The 44-year-old Carlisle, who is in his sixth year as the head strength and conditioning coach at the University of Southern California, received the award at a banquet in Indianapolis on Friday night.

Carlisle played in the offensive line at Chadron State three years in the early 1980s and graduated from CSC in 1985. His father, Dallas Carlisle, was the division superintendent of the Chicago and North Western Railroad in Chadron at the time. The family had lived in Mason City, Iowa, before moving to Chadron. The elder Carlisles now live in Arizona.

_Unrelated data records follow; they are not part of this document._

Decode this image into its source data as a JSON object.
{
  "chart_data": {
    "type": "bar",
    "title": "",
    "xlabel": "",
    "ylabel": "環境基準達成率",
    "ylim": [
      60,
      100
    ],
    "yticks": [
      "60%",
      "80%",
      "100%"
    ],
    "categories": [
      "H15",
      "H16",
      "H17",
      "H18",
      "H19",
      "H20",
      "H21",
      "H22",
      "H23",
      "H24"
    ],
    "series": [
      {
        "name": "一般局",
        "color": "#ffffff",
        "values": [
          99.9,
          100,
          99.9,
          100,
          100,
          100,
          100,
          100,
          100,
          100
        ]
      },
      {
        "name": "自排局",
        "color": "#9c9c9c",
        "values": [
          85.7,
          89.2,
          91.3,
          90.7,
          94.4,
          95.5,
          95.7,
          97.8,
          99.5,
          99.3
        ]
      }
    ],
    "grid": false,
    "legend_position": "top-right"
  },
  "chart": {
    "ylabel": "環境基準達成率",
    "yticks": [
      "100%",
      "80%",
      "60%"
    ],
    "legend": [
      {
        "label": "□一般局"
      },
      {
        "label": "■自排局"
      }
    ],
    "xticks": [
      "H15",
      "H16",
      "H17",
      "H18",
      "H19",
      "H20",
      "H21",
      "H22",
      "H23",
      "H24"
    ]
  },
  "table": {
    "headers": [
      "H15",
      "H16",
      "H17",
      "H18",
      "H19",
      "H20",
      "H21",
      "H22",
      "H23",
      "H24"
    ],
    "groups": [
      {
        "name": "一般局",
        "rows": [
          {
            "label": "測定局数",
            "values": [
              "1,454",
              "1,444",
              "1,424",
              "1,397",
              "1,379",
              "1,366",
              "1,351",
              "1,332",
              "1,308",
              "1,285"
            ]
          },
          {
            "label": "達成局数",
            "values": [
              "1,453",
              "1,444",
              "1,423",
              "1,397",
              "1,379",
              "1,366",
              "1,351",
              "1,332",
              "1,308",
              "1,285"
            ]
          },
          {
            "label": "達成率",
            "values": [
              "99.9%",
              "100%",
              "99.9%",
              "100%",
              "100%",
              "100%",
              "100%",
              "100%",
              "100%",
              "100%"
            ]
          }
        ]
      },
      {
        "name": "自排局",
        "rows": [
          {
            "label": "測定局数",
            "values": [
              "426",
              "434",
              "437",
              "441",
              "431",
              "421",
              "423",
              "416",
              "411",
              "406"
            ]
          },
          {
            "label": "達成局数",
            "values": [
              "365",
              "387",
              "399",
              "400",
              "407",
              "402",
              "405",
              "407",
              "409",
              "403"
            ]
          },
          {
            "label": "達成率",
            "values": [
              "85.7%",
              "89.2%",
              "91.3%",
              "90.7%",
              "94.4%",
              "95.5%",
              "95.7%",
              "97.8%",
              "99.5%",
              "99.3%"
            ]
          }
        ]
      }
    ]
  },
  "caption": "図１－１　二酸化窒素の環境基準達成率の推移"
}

Chris began his career as the head football coach at Dodge High School in eastern Nebraska in 1985. He then spent six seasons as the offensive line coach and strength coach at Blytheville, Ark., High, where former CSC Football Coach Jerry Welch was the head football mentor.

After Welch moved to Arkansas as an academic adviser to athletes, Carlisle went there to earn his master’s degree and continued to work in strength and conditioning. Beginning in 1993, he spent four years as the head football coach at Subiaco Academy in Arkansas. In 1997, he was the offensive line coach and strength coach at Trinity Valley Community College in Athens, Texas, when the football team won the national junior college championship.

Carlisle spent the next three years as associate head strength and conditioning coach at the University of Tennessee. The Volunteers won the national championship in football his first year there.

When Pete Carroll became the head football coach at Southern Cal in early 2001, he hired Carlisle to become the Trojans’ head strength and conditioning coach. Just a few months before that, Carlisle had been diagnosed as having Hodgkin’s Disease. No one at USC except Carroll knew about the illness until it went into remission in the summer of 2001 and Carlisle told the athletes and his coaching colleagues.

Although he spends much of his time working with the football team at USC, Carlisle’s official title is director of physical development and he supervises the weight training and conditioning for all 19 of the Trojans’ athletic teams.

Twice, Carlisle has been nominated for the Most Courageous Award given by the Football Writers Association of America.

Chris and his wife Louon have a son, Alex, 6.